Since Noonan’s claim against Digital arises from her termination, a bona fide personnel action, any claim for intentional and/or negligent infliction of emotional distress is barred by the Workers’ Compensation statute. Catalano v. First Essex Savings Bank, 37 Mass.App.Ct. 377, 378-81, rev. denied 419 Mass. 1101 (1994). See also, Lennon v. Walsh, 798 F.Supp. 845, 848 (D.Mass. 1992) (exclusivity provision of Workers’ Compensation statute bars claim for emotional distress resulting from termination even where it was wrongful).
Under the Massachusetts Workers’ Compensation Act, an employee is deemed to have waived his right of action at common law with respect to any injury otherwise compensable under that act if he fails to give to the employer a written reservation of rights at the time of hire. G.L.c. 152, §24. See Sarocco v. General Electric Co., 879 F.Supp. 156 (D.Mass. 1995); Felinska v. New England Teamsters and Trucking Industry Pension Fund, 855 F.Supp. 474 (D.Mass. 1994); Parisi *633v. Trustees of Hampshire College, 711 F.Supp. 57 (D.Mass. 1989). Noonan asserts no such reservation of rights. Under the circumstances, therefore, Noonan’s claims for emotional distress against Digital would be compensable, if at all, under the Workers’ Compensation Act and subject to its exclusivity provision. Therefore, defendant Digital is entitled to judgment as a matter of law on Counts IV and V of the complaint.
E. Count VI
In Count VI of the complaint, Noonan alleges emotional distress as a result of her wrongful termination. “Traditionally, the key to whether the Workers’ Compensation Act precludes a common law right of action has always rested upon the nature of the injury for which a plaintiff seeks to recover and not the nature of the defendant’s act.” Catalano, 37 Mass.App.Ct. at 380, citing Foley, 381 Mass. at 553. “(Wjhen events occurring at work are a significant contributing cause of emotional or mental disabilities, those injuries are compensable under the Act...” Catalano, supra, at 380-81. Thus, Noonan’s alleged injuries, because they arise out of her employment, may only be compensated under the Workers’ Compensation Act and, as a matter of law, are subject to its exclusivity clause. G.L.c. 152, §24. See Catalano, supra, at 381. See, also Mello v. Stop & Shop Companies, Inc., 402 Mass. 555, 557 & n.2 (1988). (Common law rule is not needed when the legislature has prescribed a statutory remedy.) Digital is therefore entitled to summary judgment on Count VI of the complaint.
ORDER
For the foregoing reasons, it is hereby ORDERED that the motion for summary judgment of defendant Digital Equipment Corporation is DENIED on Count I for violation of G.L.c. 152, §75B and is ALLOWED on Count II (libel), Count III (slander), Count IV (intentional infliction of emotional distress), Count V (negligent infliction of emotional distress), and Count VI (wrongful termination).

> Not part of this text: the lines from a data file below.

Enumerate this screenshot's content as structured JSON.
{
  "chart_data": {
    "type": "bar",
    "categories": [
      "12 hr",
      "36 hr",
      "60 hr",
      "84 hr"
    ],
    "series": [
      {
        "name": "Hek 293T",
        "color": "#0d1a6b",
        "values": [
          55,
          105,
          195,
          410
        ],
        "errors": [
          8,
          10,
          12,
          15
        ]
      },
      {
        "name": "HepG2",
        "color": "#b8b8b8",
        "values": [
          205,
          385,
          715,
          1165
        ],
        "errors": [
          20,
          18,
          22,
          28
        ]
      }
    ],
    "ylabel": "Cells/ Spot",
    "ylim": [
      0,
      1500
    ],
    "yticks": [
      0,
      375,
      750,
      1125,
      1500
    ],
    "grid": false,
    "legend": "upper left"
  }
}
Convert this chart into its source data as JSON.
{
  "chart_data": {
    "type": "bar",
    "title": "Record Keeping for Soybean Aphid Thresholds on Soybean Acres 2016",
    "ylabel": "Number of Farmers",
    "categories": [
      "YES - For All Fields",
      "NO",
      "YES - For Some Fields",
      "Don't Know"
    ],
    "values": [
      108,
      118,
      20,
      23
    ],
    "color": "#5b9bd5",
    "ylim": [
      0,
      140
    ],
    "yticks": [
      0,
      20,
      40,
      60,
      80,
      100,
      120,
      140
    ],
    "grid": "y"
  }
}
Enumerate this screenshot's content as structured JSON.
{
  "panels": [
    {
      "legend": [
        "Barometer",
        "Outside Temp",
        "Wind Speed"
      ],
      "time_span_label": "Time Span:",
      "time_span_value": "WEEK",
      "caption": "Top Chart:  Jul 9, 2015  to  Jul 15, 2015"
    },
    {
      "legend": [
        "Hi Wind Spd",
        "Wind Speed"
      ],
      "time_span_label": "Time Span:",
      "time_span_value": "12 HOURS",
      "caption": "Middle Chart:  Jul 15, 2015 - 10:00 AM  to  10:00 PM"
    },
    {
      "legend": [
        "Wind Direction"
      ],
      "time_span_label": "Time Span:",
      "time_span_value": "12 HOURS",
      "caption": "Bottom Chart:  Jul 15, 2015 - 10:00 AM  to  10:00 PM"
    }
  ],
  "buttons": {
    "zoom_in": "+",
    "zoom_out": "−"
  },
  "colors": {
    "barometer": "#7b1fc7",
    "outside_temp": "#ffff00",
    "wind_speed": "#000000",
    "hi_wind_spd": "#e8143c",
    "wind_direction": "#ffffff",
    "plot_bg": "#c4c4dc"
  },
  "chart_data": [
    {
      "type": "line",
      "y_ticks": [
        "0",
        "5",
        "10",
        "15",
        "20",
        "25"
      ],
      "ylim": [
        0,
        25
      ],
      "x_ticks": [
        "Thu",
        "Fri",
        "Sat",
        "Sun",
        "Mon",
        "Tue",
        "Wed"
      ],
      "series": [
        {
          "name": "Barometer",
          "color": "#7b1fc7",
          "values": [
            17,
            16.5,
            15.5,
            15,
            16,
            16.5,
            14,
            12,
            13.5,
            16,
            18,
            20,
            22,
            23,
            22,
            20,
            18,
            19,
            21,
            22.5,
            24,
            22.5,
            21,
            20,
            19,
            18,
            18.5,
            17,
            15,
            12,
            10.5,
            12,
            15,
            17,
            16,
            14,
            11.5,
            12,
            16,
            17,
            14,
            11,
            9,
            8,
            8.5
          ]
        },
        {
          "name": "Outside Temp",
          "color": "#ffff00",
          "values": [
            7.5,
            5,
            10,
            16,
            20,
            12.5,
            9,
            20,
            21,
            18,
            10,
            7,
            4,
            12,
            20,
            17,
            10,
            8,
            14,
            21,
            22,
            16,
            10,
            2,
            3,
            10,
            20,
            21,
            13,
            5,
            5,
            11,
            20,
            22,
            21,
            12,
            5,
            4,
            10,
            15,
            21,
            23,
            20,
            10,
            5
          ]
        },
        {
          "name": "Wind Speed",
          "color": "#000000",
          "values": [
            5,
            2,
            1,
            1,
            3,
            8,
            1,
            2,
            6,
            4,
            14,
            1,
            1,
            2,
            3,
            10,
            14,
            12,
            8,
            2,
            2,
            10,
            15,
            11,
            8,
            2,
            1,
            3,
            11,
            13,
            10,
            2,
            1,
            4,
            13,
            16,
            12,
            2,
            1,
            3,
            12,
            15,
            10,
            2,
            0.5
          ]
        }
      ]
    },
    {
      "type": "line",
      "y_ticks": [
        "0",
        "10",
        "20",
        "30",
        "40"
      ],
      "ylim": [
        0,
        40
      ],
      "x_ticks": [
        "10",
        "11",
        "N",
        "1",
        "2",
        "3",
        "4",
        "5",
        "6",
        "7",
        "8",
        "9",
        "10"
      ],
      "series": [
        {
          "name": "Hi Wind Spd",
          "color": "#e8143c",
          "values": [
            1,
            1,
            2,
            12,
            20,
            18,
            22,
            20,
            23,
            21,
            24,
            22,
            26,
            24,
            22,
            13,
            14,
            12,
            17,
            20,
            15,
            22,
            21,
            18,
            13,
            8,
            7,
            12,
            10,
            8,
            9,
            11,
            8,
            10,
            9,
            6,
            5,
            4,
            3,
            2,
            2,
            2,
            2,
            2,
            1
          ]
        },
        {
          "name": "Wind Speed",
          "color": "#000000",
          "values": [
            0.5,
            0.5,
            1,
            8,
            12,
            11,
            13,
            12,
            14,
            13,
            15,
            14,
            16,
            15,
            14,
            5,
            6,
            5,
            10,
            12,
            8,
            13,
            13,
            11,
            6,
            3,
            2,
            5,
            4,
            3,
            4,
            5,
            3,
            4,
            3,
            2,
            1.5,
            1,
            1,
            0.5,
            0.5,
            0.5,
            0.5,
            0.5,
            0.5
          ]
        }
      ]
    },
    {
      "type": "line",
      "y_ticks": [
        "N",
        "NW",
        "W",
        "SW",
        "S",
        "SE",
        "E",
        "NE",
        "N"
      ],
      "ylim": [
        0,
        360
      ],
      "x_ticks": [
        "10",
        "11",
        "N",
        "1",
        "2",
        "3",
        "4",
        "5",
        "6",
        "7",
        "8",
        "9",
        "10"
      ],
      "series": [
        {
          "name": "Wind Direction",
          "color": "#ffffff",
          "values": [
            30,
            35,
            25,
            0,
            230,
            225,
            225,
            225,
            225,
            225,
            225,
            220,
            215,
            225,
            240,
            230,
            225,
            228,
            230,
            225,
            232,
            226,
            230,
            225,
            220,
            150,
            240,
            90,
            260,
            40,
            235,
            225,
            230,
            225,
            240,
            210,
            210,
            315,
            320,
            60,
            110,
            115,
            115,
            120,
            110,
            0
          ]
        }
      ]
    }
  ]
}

Memorandum of Decision and Order on Defendant’s Motion for Summary Judgment.
Chapter 152, section 75B(2) states in relevant part: No employer or duly authorized agent of an employer shall discharge, refuse to rehire or in any other manner discriminate against an employee because the employee has exercised a right afforded by this chapter . . .
See analysis, infra, of Counts IV through VI of the complaint for discussion of the exclusivity provision.